A clever use of double sets — each room scaled separately to match the respective sizes of fathers and sons — and a baby Hardy without a moustache aren’t really enough to make this more than a minor Laurel and Hardy effort, although there are a few compensations along the way, most notably Laurel’s adage that “You can lead a horse to water but you can’t make a pencil lead”, and Hardy’s lullaby, which quickly gravitates into a scat-yodeling exercise. Some critics have noted that this short reveals how much the behavior of its comedians is like that of children; equally evident — in the gentleness of Stan and the irascibility of Oliver in the treatment of their offspring-doubles and the quarrels that ensue — is how closely they often resemble a husband and wife. The print under review, alas, is much too mottled and faded to allow for an easy appreciation of such oddities.

***

Hog Wild
U.S.A., 1930
Director: James Parrott

Cert–U. dist–Kingston. p.c/p–Hal Roach. For MGM. story–Leo
McCarey. ph–George Stevens. ed–Richard Currier. sd–Elmer Raguse.
l.p–Stan Laurel (Himself), Oliver Hardy (Himself), Fay Holderness (Mrs.
Hardy
), Frank Ellis (Streetcar Conductor). 684 ft. 19 mins. (16 mm.).

So absent-minded that he argues with his wife about his ability to find his hat, which he happens to be wearing, Hardy is next dispatched by his spouse to put up a radio antenna. Laurel arrives in his car to assist and a string of disasters ensues: Laurel honks his horn and Hardy slides down the ladder, burning the seat of his pants when the car backfires; windows are smashed; Hardy frequently falls into a pond (and once into the fireplace), eventually taking Laurel and the pulverized chimney with him. The car starts moving when Hardy is standing on the ladder perched on the back seat, and both men speed through heavy traffic in helpless terror; the car is halted by a streetcar and subsequently smashed between two vehicles before a flattened version of it hobbles away. Meanwhile Mrs. Hardy has appeared in tears to report that her radio has been taken away.

Manny Farber has singled out Hog Wild as a prime example of “termite art” exhibiting “termite behavior” in which the creators have no “object in mind other than eating away the immediate boundaries of [their] art, and turning these boundaries into conditions of the next achievement”. Surely among the strong points of this painfully funny comedy are the slow, leaden pauses between gags, which allow Hardy’s anger ample room in which to seethe, and the naturalistic crawl of events before the mad finale, which makes each pratfall register like another dull thud in a conventionally monotonous afternoon.
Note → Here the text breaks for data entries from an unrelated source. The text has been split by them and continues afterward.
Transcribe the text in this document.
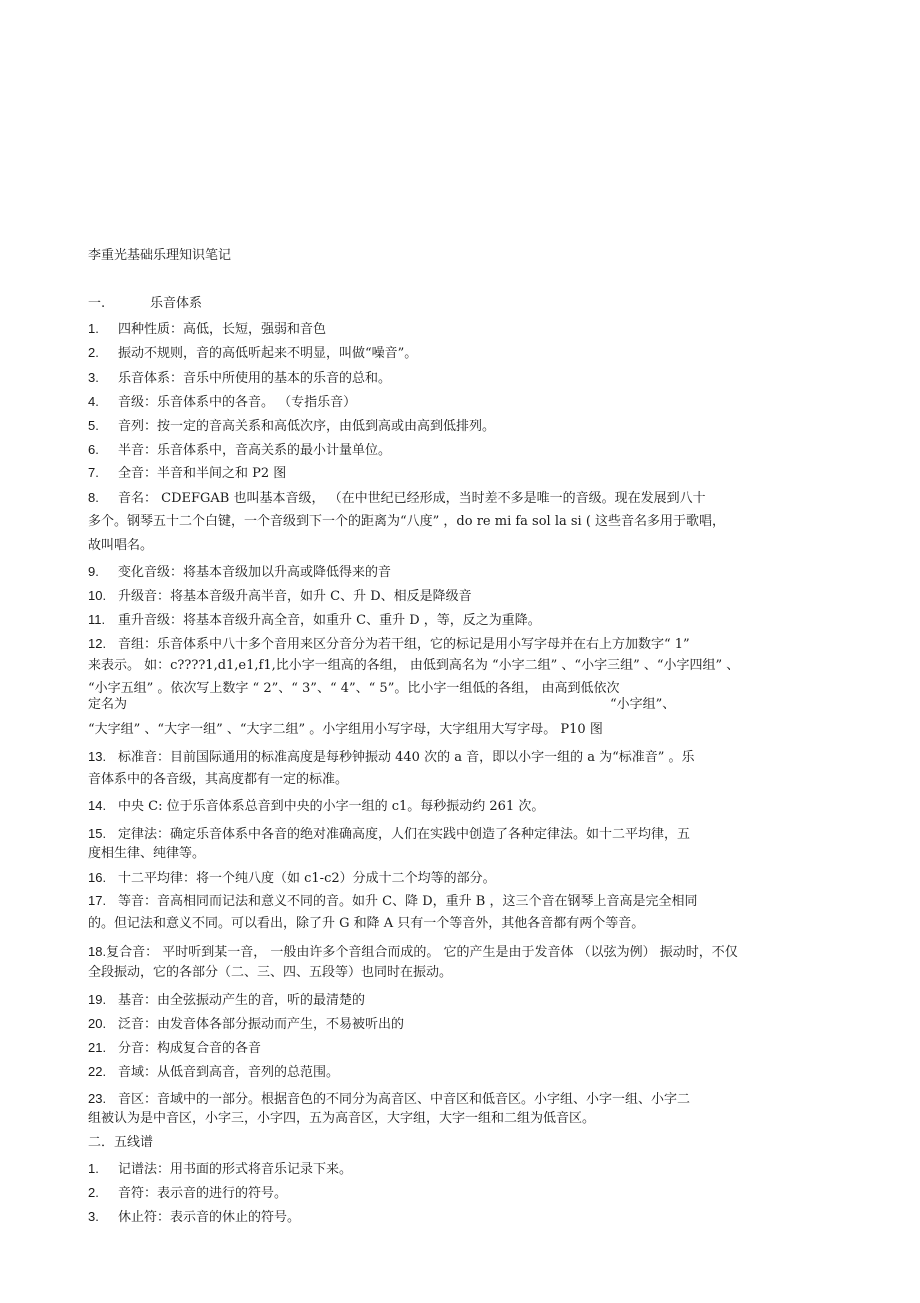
李重光基础乐理知识笔记
一.	乐音体系
1. 四种性质：高低，长短，强弱和音色
2. 振动不规则，音的高低听起来不明显，叫做“噪音”。
3. 乐音体系：音乐中所使用的基本的乐音的总和。
4. 音级：乐音体系中的各音。 （专指乐音）
5. 音列：按一定的音高关系和高低次序，由低到高或由高到低排列。
6. 半音：乐音体系中，音高关系的最小计量单位。
7. 全音：半音和半间之和 P2 图
8. 音名： CDEFGAB 也叫基本音级， （在中世纪已经形成，当时差不多是唯一的音级。现在发展到八十
多个。钢琴五十二个白键，一个音级到下一个的距离为“八度” ，do re mi fa sol la si ( 这些音名多用于歌唱，
故叫唱名。
9. 变化音级：将基本音级加以升高或降低得来的音
10. 升级音：将基本音级升高半音，如升 C、升 D、相反是降级音
11. 重升音级：将基本音级升高全音，如重升 C、重升 D ，等，反之为重降。
12. 音组：乐音体系中八十多个音用来区分音分为若干组，它的标记是用小写字母并在右上方加数字“ 1”
来表示。 如：c????1,d1,e1,f1,比小字一组高的各组， 由低到高名为 “小字二组” 、“小字三组” 、“小字四组” 、
“小字五组” 。依次写上数字 “ 2”、“ 3”、“ 4”、“ 5”。比小字一组低的各组， 由高到低依次
定名为	“小字组”、
“大字组” 、“大字一组” 、“大字二组” 。小字组用小写字母，大字组用大写字母。 P10 图
13. 标准音：目前国际通用的标准高度是每秒钟振动 440 次的 a 音，即以小字一组的 a 为“标准音” 。乐
音体系中的各音级，其高度都有一定的标准。
14. 中央 C: 位于乐音体系总音到中央的小字一组的 c1。每秒振动约 261 次。
15. 定律法：确定乐音体系中各音的绝对准确高度，人们在实践中创造了各种定律法。如十二平均律，五
度相生律、纯律等。
16. 十二平均律：将一个纯八度（如 c1-c2）分成十二个均等的部分。
17. 等音：音高相同而记法和意义不同的音。如升 C、降 D，重升 B ，这三个音在钢琴上音高是完全相同
的。但记法和意义不同。可以看出，除了升 G 和降 A 只有一个等音外，其他各音都有两个等音。
18.复合音： 平时听到某一音， 一般由许多个音组合而成的。 它的产生是由于发音体 （以弦为例） 振动时，不仅
全段振动，它的各部分（二、三、四、五段等）也同时在振动。
19. 基音：由全弦振动产生的音，听的最清楚的
20. 泛音：由发音体各部分振动而产生，不易被听出的
21. 分音：构成复合音的各音
22. 音域：从低音到高音，音列的总范围。
23. 音区：音域中的一部分。根据音色的不同分为高音区、中音区和低音区。小字组、小字一组、小字二
组被认为是中音区，小字三，小字四，五为高音区，大字组，大字一组和二组为低音区。
二．五线谱
1. 记谱法：用书面的形式将音乐记录下来。
2. 音符：表示音的进行的符号。
3. 休止符：表示音的休止的符号。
Unlike

The Music Box, where every note of agony in the featured chore — moving a piano up an endless row of steps and into a house — is performed, as it were, on the same basic physical and narrative keyboard, Hog Wild plays true to the title by taking angular swerves in its narrative as well as its settings, staggering from one event to the next in a sort of dull-witted stupor that perfectly matches the helpless demeanor of its two leads.